Congratulations, you have just brewed your first all-grain brew!
Sample All-Grain Single Infusion Mash Using A 5 Gallon Mash Tun
You can brew a great beer that is up to 5% ABV using only 10 lbs of grains and a 5 gallon mash tun. If you are looking for more flexibility, greater range of beer styles, and an ABV that is more consistent with the specific beer style, you may want to use a 10 gallon mash tun. But you can still make some great beer with a 5 gallon mash tun!
Here is an example of an all-grain single infusion mash using a 5 gallon mash tun:
- 10 lbs blend of gluten free grains, milled, blended with 2 lbs (20%) rice hulls
- 3 gallons (12 quarts) strike water at 183.1F (water-to-grain ratio of 1 quart per pound); or 3.8 gallons (15 quarts) strike water at 178.7F (water-to-grain ratio of 1.25 quarts per pound)

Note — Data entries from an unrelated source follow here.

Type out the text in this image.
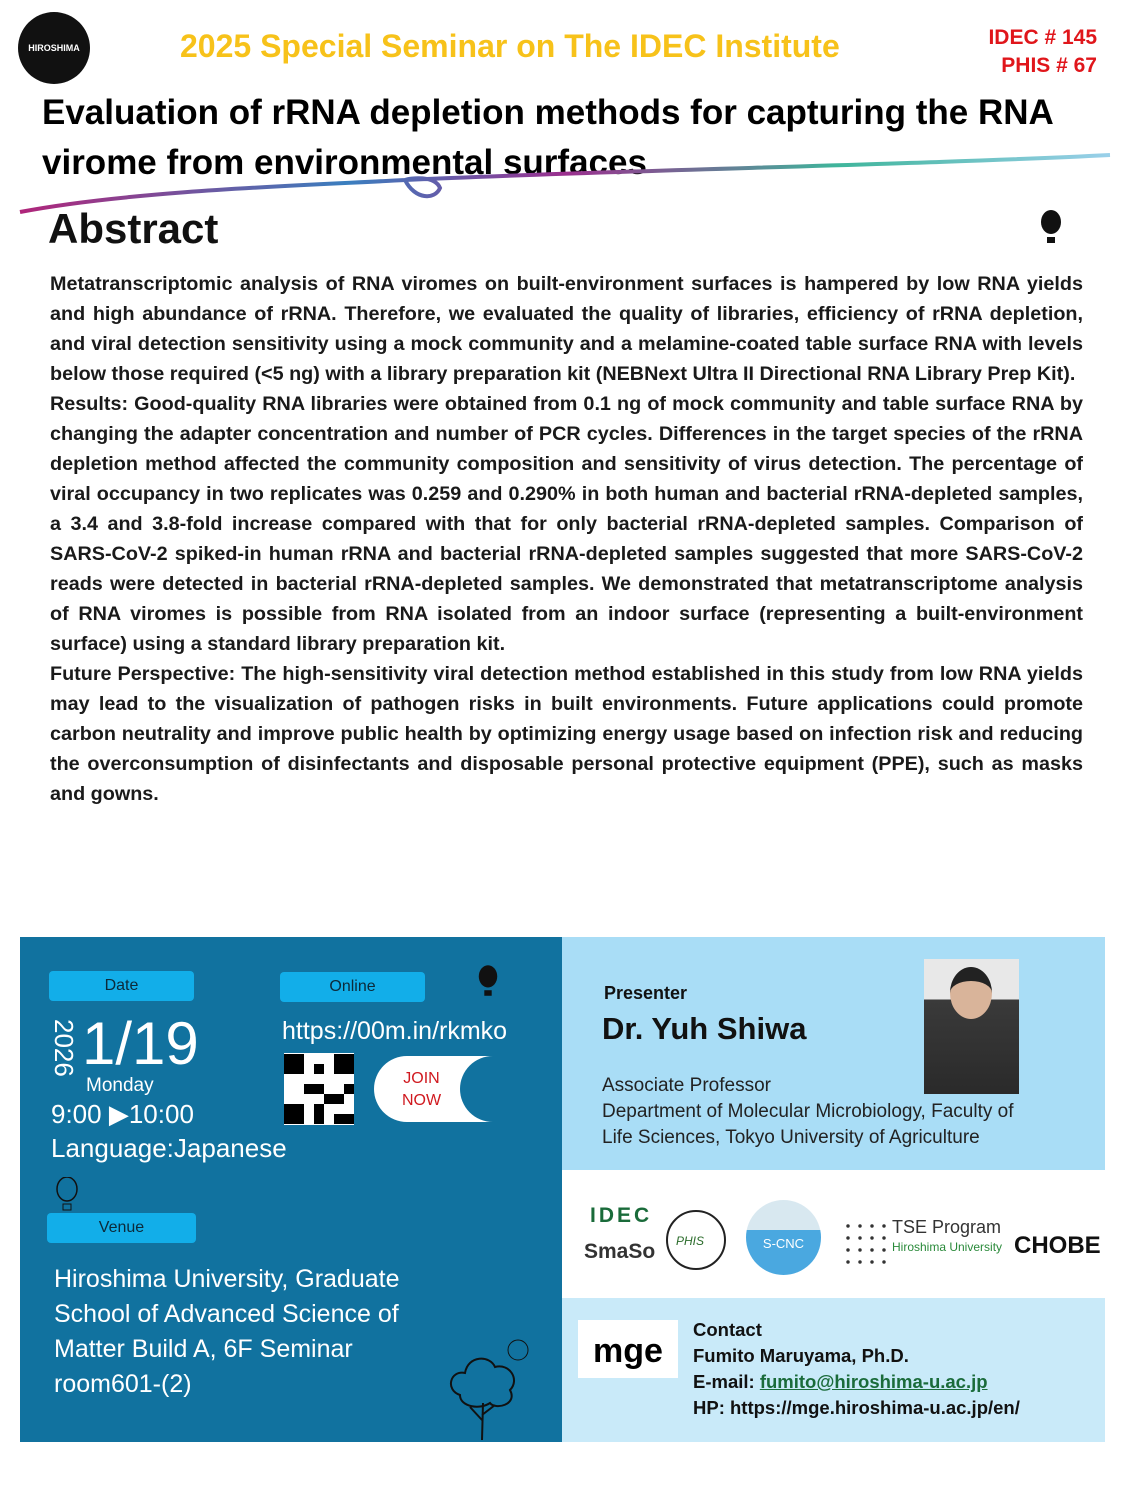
HIROSHIMA	2025 Special Seminar on The IDEC Institute	IDEC # 145
PHIS # 67
Evaluation of rRNA depletion methods for capturing the RNA virome from environmental surfaces
Abstract

Metatranscriptomic analysis of RNA viromes on built-environment surfaces is hampered by low RNA yields and high abundance of rRNA. Therefore, we evaluated the quality of libraries, efficiency of rRNA depletion, and viral detection sensitivity using a mock community and a melamine-coated table surface RNA with levels below those required (<5 ng) with a library preparation kit (NEBNext Ultra II Directional RNA Library Prep Kit).

Results: Good-quality RNA libraries were obtained from 0.1 ng of mock community and table surface RNA by changing the adapter concentration and number of PCR cycles. Differences in the target species of the rRNA depletion method affected the community composition and sensitivity of virus detection. The percentage of viral occupancy in two replicates was 0.259 and 0.290% in both human and bacterial rRNA-depleted samples, a 3.4 and 3.8-fold increase compared with that for only bacterial rRNA-depleted samples. Comparison of SARS-CoV-2 spiked-in human rRNA and bacterial rRNA-depleted samples suggested that more SARS-CoV-2 reads were detected in bacterial rRNA-depleted samples. We demonstrated that metatranscriptome analysis of RNA viromes is possible from RNA isolated from an indoor surface (representing a built-environment surface) using a standard library preparation kit.

Future Perspective: The high-sensitivity viral detection method established in this study from low RNA yields may lead to the visualization of pathogen risks in built environments. Future applications could promote carbon neutrality and improve public health by optimizing energy usage based on infection risk and reducing the overconsumption of disinfectants and disposable personal protective equipment (PPE), such as masks and gowns.

Date	Online
2026 1/19
Monday
9:00 ▶10:00
Language:Japanese
https://00m.in/rkmko
JOIN
NOW
Venue
Hiroshima University, Graduate
School of Advanced Science of
Matter Build A, 6F Seminar
room601-(2)
Presenter
Dr. Yuh Shiwa
Associate Professor
Department of Molecular Microbiology, Faculty of
Life Sciences, Tokyo University of Agriculture
IDEC
SmaSo	PHIS	S-CNC
TSE Program
Hiroshima University CHOBE
mge
Contact
Fumito Maruyama, Ph.D.
E-mail: fumito@hiroshima-u.ac.jp
HP: https://mge.hiroshima-u.ac.jp/en/
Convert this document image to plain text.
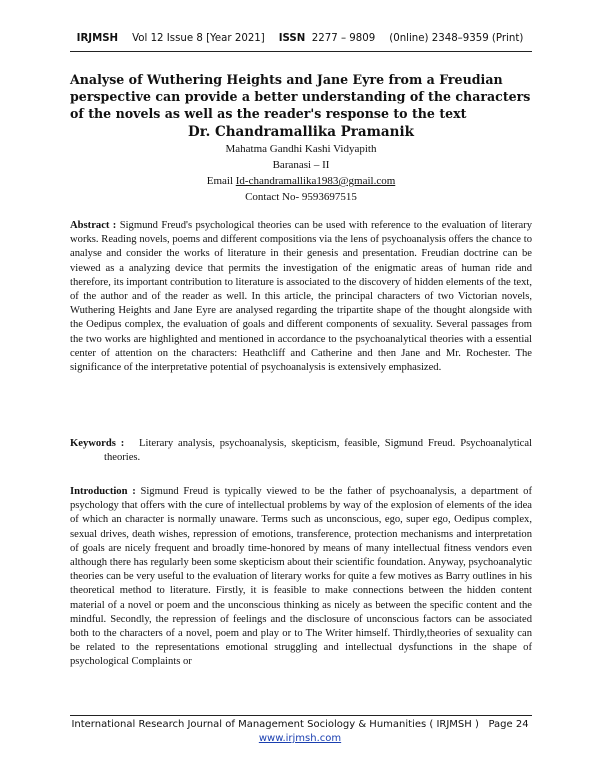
IRJMSH Vol 12 Issue 8 [Year 2021] ISSN 2277 – 9809 (0nline) 2348–9359 (Print)
Analyse of Wuthering Heights and Jane Eyre from a Freudian perspective can provide a better understanding of the characters of the novels as well as the reader's response to the text
Dr. Chandramallika Pramanik
Mahatma Gandhi Kashi Vidyapith
Baranasi – II
Email Id-chandramallika1983@gmail.com
Contact No- 9593697515

Abstract : Sigmund Freud's psychological theories can be used with reference to the evaluation of literary works. Reading novels, poems and different compositions via the lens of psychoanalysis offers the chance to analyse and consider the works of literature in their genesis and presentation. Freudian doctrine can be viewed as a analyzing device that permits the investigation of the enigmatic areas of human ride and therefore, its important contribution to literature is associated to the discovery of hidden elements of the text, of the author and of the reader as well. In this article, the principal characters of two Victorian novels, Wuthering Heights and Jane Eyre are analysed regarding the tripartite shape of the thought alongside with the Oedipus complex, the evaluation of goals and different components of sexuality. Several passages from the two works are highlighted and mentioned in accordance to the psychoanalytical theories with a essential center of attention on the characters: Heathcliff and Catherine and then Jane and Mr. Rochester. The significance of the interpretative potential of psychoanalysis is extensively emphasized.

Keywords : Literary analysis, psychoanalysis, skepticism, feasible, Sigmund Freud. Psychoanalytical theories.

Introduction : Sigmund Freud is typically viewed to be the father of psychoanalysis, a department of psychology that offers with the cure of intellectual problems by way of the explosion of elements of the idea of which an character is normally unaware. Terms such as unconscious, ego, super ego, Oedipus complex, sexual drives, death wishes, repression of emotions, transference, protection mechanisms and interpretation of goals are nicely frequent and broadly time-honored by means of many intellectual fitness vendors even although there has regularly been some skepticism about their scientific foundation. Anyway, psychoanalytic theories can be very useful to the evaluation of literary works for quite a few motives as Barry outlines in his theoretical method to literature. Firstly, it is feasible to make connections between the hidden content material of a novel or poem and the unconscious thinking as nicely as between the specific content and the mindful. Secondly, the repression of feelings and the disclosure of unconscious factors can be associated both to the characters of a novel, poem and play or to The Writer himself. Thirdly,theories of sexuality can be related to the representations emotional struggling and intellectual dysfunctions in the shape of psychological Complaints or

International Research Journal of Management Sociology & Humanities ( IRJMSH ) Page 24
www.irjmsh.com
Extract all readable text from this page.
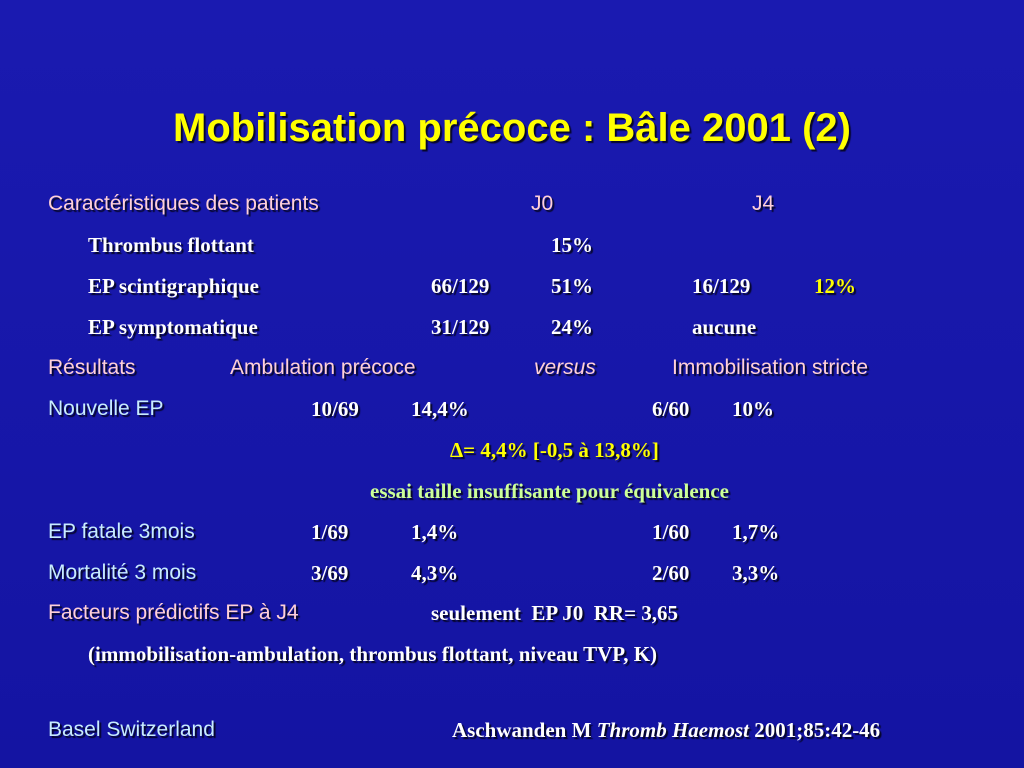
Mobilisation précoce : Bâle 2001 (2)
Caractéristiques des patients	J0	J4
Thrombus flottant	15%
EP scintigraphique	66/129	51%	16/129	12%
EP symptomatique	31/129	24%	aucune
Résultats	Ambulation précoce	versus	Immobilisation stricte
Nouvelle EP	10/69 14,4%	6/60 10%
Δ= 4,4% [-0,5 à 13,8%]
essai taille insuffisante pour équivalence
EP fatale 3mois	1/69	1,4%	1/60 1,7%
Mortalité 3 mois	3/69	4,3%	2/60 3,3%
Facteurs prédictifs EP à J4	seulement  EP J0  RR= 3,65
(immobilisation-ambulation, thrombus flottant, niveau TVP, K)
Basel Switzerland	Aschwanden M Thromb Haemost 2001;85:42-46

- Add strike water to 5 gallon mash tun and stir in the 12 lbs of milled gluten free grains, rice hulls and enzymes (this will fill your mash tun near the very top but will not exceed the capacity of the mash tun)

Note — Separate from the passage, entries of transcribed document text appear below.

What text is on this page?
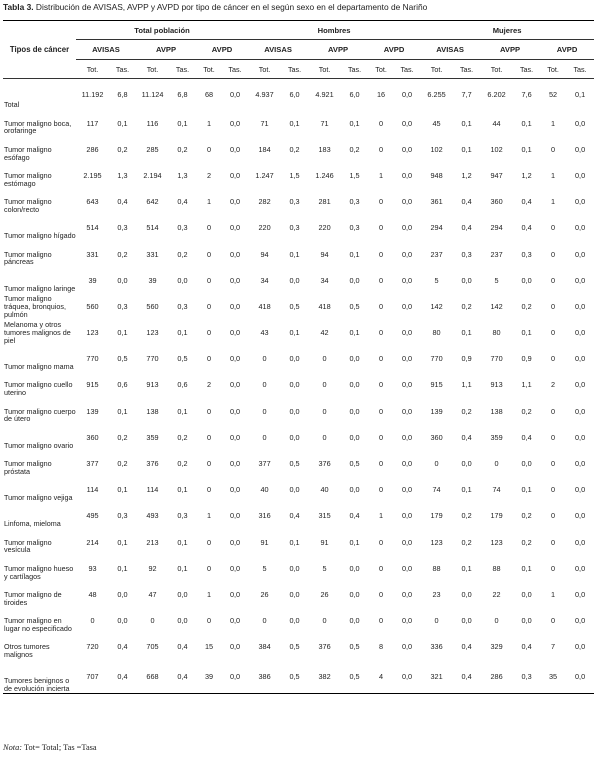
Tabla 3. Distribución de AVISAS, AVPP y AVPD por tipo de cáncer en el según sexo en el departamento de Nariño
Tipos de cáncer	Total población						Hombres						Mujeres					
	AVISAS		AVPP		AVPD		AVISAS		AVPP		AVPD		AVISAS		AVPP		AVPD	
	Tot.	Tas.	Tot.	Tas.	Tot.	Tas.	Tot.	Tas.	Tot.	Tas.	Tot.	Tas.	Tot.	Tas.	Tot.	Tas.	Tot.	Tas.
Total	11.192	6,8	11.124	6,8	68	0,0	4.937	6,0	4.921	6,0	16	0,0	6.255	7,7	6.202	7,6	52	0,1
Tumor maligno boca, orofaringe	117	0,1	116	0,1	1	0,0	71	0,1	71	0,1	0	0,0	45	0,1	44	0,1	1	0,0
Tumor maligno esófago	286	0,2	285	0,2	0	0,0	184	0,2	183	0,2	0	0,0	102	0,1	102	0,1	0	0,0
Tumor maligno estómago	2.195	1,3	2.194	1,3	2	0,0	1.247	1,5	1.246	1,5	1	0,0	948	1,2	947	1,2	1	0,0
Tumor maligno colon/recto	643	0,4	642	0,4	1	0,0	282	0,3	281	0,3	0	0,0	361	0,4	360	0,4	1	0,0
Tumor maligno hígado	514	0,3	514	0,3	0	0,0	220	0,3	220	0,3	0	0,0	294	0,4	294	0,4	0	0,0
Tumor maligno páncreas	331	0,2	331	0,2	0	0,0	94	0,1	94	0,1	0	0,0	237	0,3	237	0,3	0	0,0
Tumor maligno laringe	39	0,0	39	0,0	0	0,0	34	0,0	34	0,0	0	0,0	5	0,0	5	0,0	0	0,0
Tumor maligno tráquea, bronquios, pulmón	560	0,3	560	0,3	0	0,0	418	0,5	418	0,5	0	0,0	142	0,2	142	0,2	0	0,0
Melanoma y otros tumores malignos de piel	123	0,1	123	0,1	0	0,0	43	0,1	42	0,1	0	0,0	80	0,1	80	0,1	0	0,0
Tumor maligno mama	770	0,5	770	0,5	0	0,0	0	0,0	0	0,0	0	0,0	770	0,9	770	0,9	0	0,0
Tumor maligno cuello uterino	915	0,6	913	0,6	2	0,0	0	0,0	0	0,0	0	0,0	915	1,1	913	1,1	2	0,0
Tumor maligno cuerpo de útero	139	0,1	138	0,1	0	0,0	0	0,0	0	0,0	0	0,0	139	0,2	138	0,2	0	0,0
Tumor maligno ovario	360	0,2	359	0,2	0	0,0	0	0,0	0	0,0	0	0,0	360	0,4	359	0,4	0	0,0
Tumor maligno próstata	377	0,2	376	0,2	0	0,0	377	0,5	376	0,5	0	0,0	0	0,0	0	0,0	0	0,0
Tumor maligno vejiga	114	0,1	114	0,1	0	0,0	40	0,0	40	0,0	0	0,0	74	0,1	74	0,1	0	0,0
Linfoma, mieloma	495	0,3	493	0,3	1	0,0	316	0,4	315	0,4	1	0,0	179	0,2	179	0,2	0	0,0
Tumor maligno vesícula	214	0,1	213	0,1	0	0,0	91	0,1	91	0,1	0	0,0	123	0,2	123	0,2	0	0,0
Tumor maligno hueso y cartílagos	93	0,1	92	0,1	0	0,0	5	0,0	5	0,0	0	0,0	88	0,1	88	0,1	0	0,0
Tumor maligno de tiroides	48	0,0	47	0,0	1	0,0	26	0,0	26	0,0	0	0,0	23	0,0	22	0,0	1	0,0
Tumor maligno en lugar no especificado	0	0,0	0	0,0	0	0,0	0	0,0	0	0,0	0	0,0	0	0,0	0	0,0	0	0,0
Otros tumores malignos	720	0,4	705	0,4	15	0,0	384	0,5	376	0,5	8	0,0	336	0,4	329	0,4	7	0,0
Tumores benignos o de evolución incierta	707	0,4	668	0,4	39	0,0	386	0,5	382	0,5	4	0,0	321	0,4	286	0,3	35	0,0
Nota: Tot= Total; Tas =Tasa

- Allow mashing to occur for 90-120 minutes (longer if using malted rice), collect wort and sparge grains.
- Now you are ready to start your boil and brew some great beer!
Sample All-Grain Single Infusion Mash Using A 10 Gallon Mash Tun
To reach full potential of any style beer it is recommended to use 16-18 lbs of grains and a 10 gallon mash tun.
Here is an example of an all-grain single infusion mash using a 10 gallon mash tun:
- 16 lbs blend of gluten free grains, milled, blended with 3.25 lbs (20%) rice hulls
- 4.8 gallons (19.3 quarts) strike water at 183.1F (water-to-grain ratio of 1 quart per pound); or 6 gallons (24 quarts) strike water at 179.1F (water-to-grain ratio of 1.25 quarts per pound)
- Add strike water to 10 gallon mash tun and stir in the 19.25 lbs of milled gluten free grains, rice hulls and enzymes
- Allow mashing to occur for 90-120 minutes (longer if using malted rice), collect wort and sparge grains.
- Now you are ready to start your boil and brew some great beer!